Have Card, Will Travel Would you buy a national ID tag from this man?
By David Whitford

(FORTUNE Small Business) – If you're drinking with Steve Brill, have whatever you want, but he's drinking Tab. He starts right in first thing in the morning ("I don't drink coffee"), downing a six-pack in a typical workday. Not Diet Coke, not Diet Pepsi--Tab. "Because it's tougher," he says, lifting a pink, dented can to his lips in his corner office at Rockefeller Center. "It's not sweet. It's really bracing."

Brill, 53, is not a warm and fuzzy guy. He's a lawyer, after all. And a journalist. And an entrepreneur. "The preternatural big man" is how media critic Michael Wolff described him recently in New York magazine. "The consummate know-it-all." And Wolff was writing before Brill announced his latest venture, a privately issued national ID card that would certify suspicion-free citizens.

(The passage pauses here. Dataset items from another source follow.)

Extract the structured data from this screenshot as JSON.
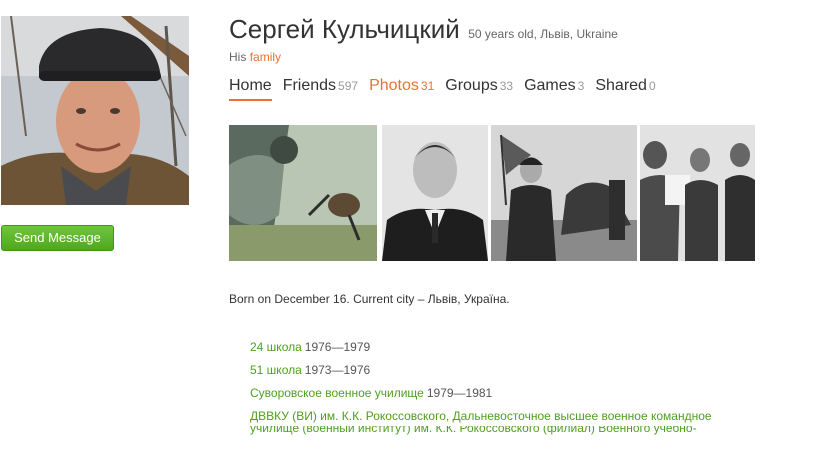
{
  "profile": {
    "name": "Сергей Кульчицкий",
    "meta": "50 years old, Львів, Ukraine",
    "relation_prefix": "His",
    "relation_link": "family",
    "send_message": "Send Message"
  },
  "tabs": [
    {
      "label": "Home",
      "count": ""
    },
    {
      "label": "Friends",
      "count": "597"
    },
    {
      "label": "Photos",
      "count": "31"
    },
    {
      "label": "Groups",
      "count": "33"
    },
    {
      "label": "Games",
      "count": "3"
    },
    {
      "label": "Shared",
      "count": "0"
    }
  ],
  "about": {
    "born": "Born on December 16. Current city – Львів, Україна."
  },
  "education": [
    {
      "school": "24 школа",
      "years": "1976—1979"
    },
    {
      "school": "51 школа",
      "years": "1973—1976"
    },
    {
      "school": "Суворовское военное училище",
      "years": "1979—1981"
    },
    {
      "school": "ДВВКУ (ВИ) им. К.К. Рокоссовского, Дальневосточное высшее военное командное",
      "years": ""
    },
    {
      "school": "училище (военный институт) им. К.К. Рокоссовского (филиал) Военного учебно-",
      "years": ""
    }
  ],
  "colors": {
    "accent_orange": "#eb722e",
    "link_green": "#4fa01e",
    "button_green": "#5cb82a"
  }
}
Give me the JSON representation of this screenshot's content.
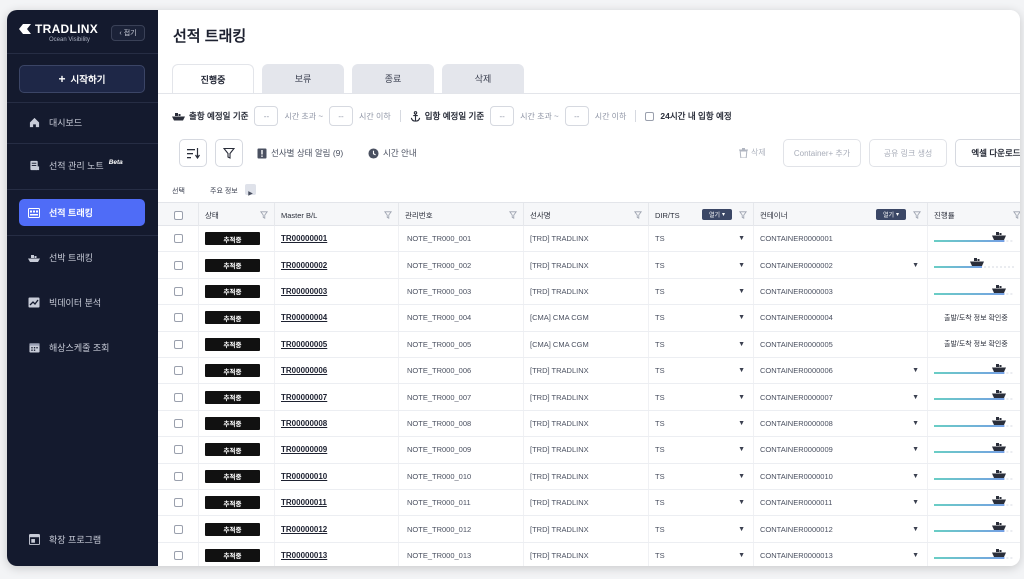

Brill grew up in Queens, N.Y. (his dad owned a liquor store), then attended Deerfield Academy on a full scholarship ("I had friends there who, when I said I lived in Queens, asked where that was. And they lived in Manhattan"), then Yale, then Yale Law School. "I could have walked into a job at any New York law firm I wanted to," he says. Instead he wrote speeches for Mayor John Lindsay, was a columnist for New York and Esquire, and wrote a big book about the Teamsters. Then he founded a national newspaper, The American Lawyer, whose lasting achievement was the discovery that there is drama and intrigue in the business of lawyering. Two years after that he turned 30.

The American Lawyer became the foundation for a multimedia empire that grew to include a stable of regional legal newspapers and Court TV, Brill's share of which reportedly was worth $20 million when he cashed out in 1997. Brill says that number's not even close.

"So tell me the right number," I say.

"No."

Okay. Whatever it was, Brill blew some portion of it--"about 5%," he allows--on Brill's Content. (Co-investor Barry Diller took a hit too.) The magazine's premise: A mass readership would love to see media types like yours truly exposed in their own spotlight, stunned and blinking. I suggest to Brill that it was a dumb idea. He disagrees. "It just didn't work," he says.

Neither did Contentville, Brill's attempt to sell the contents of books, magazines, and newspapers on the Internet. (This time George Soros was a co-investor.) Two duds equals a losing streak, which heightens interest in Brill's new company, Verified Identity Card. Brill wants to sell you a little something to flash at airport and office security guards, a card that says you're free to move about the scary world Brill describes in his latest big book, After: How America Confronted the September 12 Era. And this from a card-carrying member of the American Civil Liberties Union.

"That gives me the creeps," I say.

Brill doesn't pause. "Would it give you the creeps to have a card that wouldn't make you wait on that line downstairs?"

"Maybe. What do I have to do to earn the card?" "You have to not be on a terrorist watch list. You have to be able to prove you are who you say you are. And you have to not have been convicted ... within the last five years of a major felony."

Sounds ambitious--much more so than another idea Brill heard about recently: a cable channel for people who like to watch gambling and don't get enough on ESPN. "It's actually a pretty good idea," Brill says, "but I wouldn't think ten seconds about it because it's just not anything I want to do. I'm really intrigued by the issues that deal with the ID card. I love the privacy issues, the civil liberties issues, the security issues.... I'll go to those meetings all day."